Carpenter’s definition of questionable spending includes subjects conservatives have railed against. He listed just three examples: “$75,000 in travel reimbursements to a vanilla bean manufacturing tour guide in Africa,” “$96,000 to a nutritionist guru specializing in vegan cookbooks” and “$111,000 to a social justice headhunting firm specializing in placing executives into leadership positions in nonprofits.”
“If we’re able to find about $100 million just on our own over the interim, with my staff and I looking through these line items, then I think it makes a lot of sense for us to hire an executive who has run one of these universities,” he said. “They know how they operate … I think the $100 million at this point is scratching the surface and we need to continue to dig.”
(Carpenter, Masterson and Hawkins didn’t respond to requests for comment this week. Inside Higher Ed was unable to reach Hush.)
Sykes, the Senate Democratic leader, objected during the meeting to hiring a consultant. “All the talk we have about finding efficiency in government … I think we keep growing government … and to pay $10,000 a month,” she said.
“The first that I saw of this was when it was on the agenda item last night,” Sykes said.

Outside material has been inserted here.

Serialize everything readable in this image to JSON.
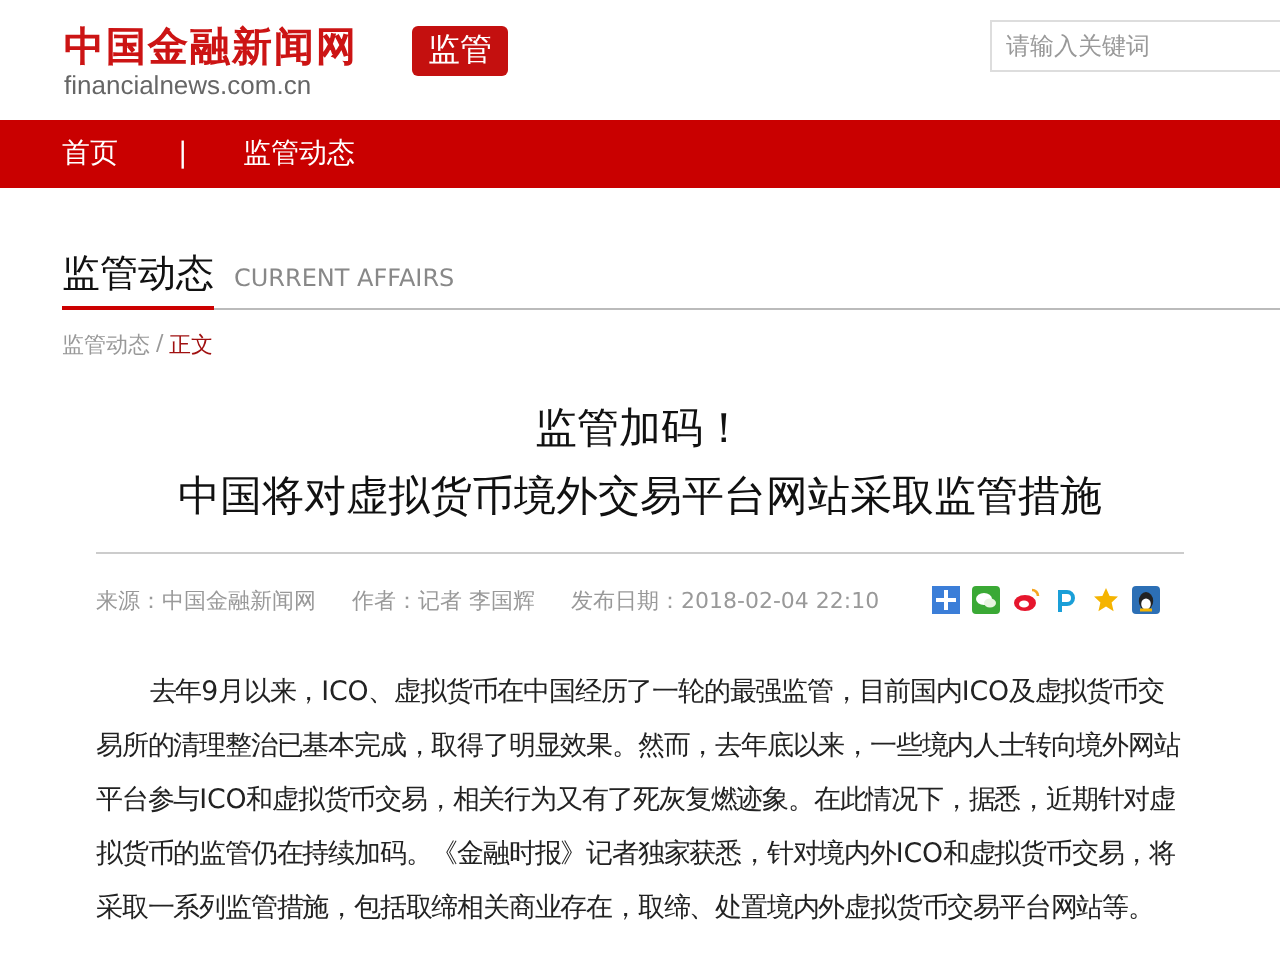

She continued her denunciation in a statement following the meeting. “Republicans’ hiring of Ken Hush is a part of a larger problem with the Legislative Coordinating Council of issuing no-bid contracts,” she said, adding that Republicans on that council “have been dealing out sole-source contracts left and right, acting like kids in a candy store.” She said Hush’s Emporia State presidency “was fraught with failures.”
“If Hush can’t even create a proper plan for the ‘realignment’ of a single university, how could he ever properly identify areas of all of the state’s universities’ budgets to be cut?” Sykes asked.
Mallory Bishop, past president of the Emporia State Faculty Senate, said Hush’s actions at the university shouldn’t be replicated across the state now because it’s too early to tell whether they turned the institution around.
“He just ended his tenure a month ago,” said Bishop, a clinical instructor and program director at Emporia State.
“Was it triage or was it just severing limbs?” she said. “I don’t know.”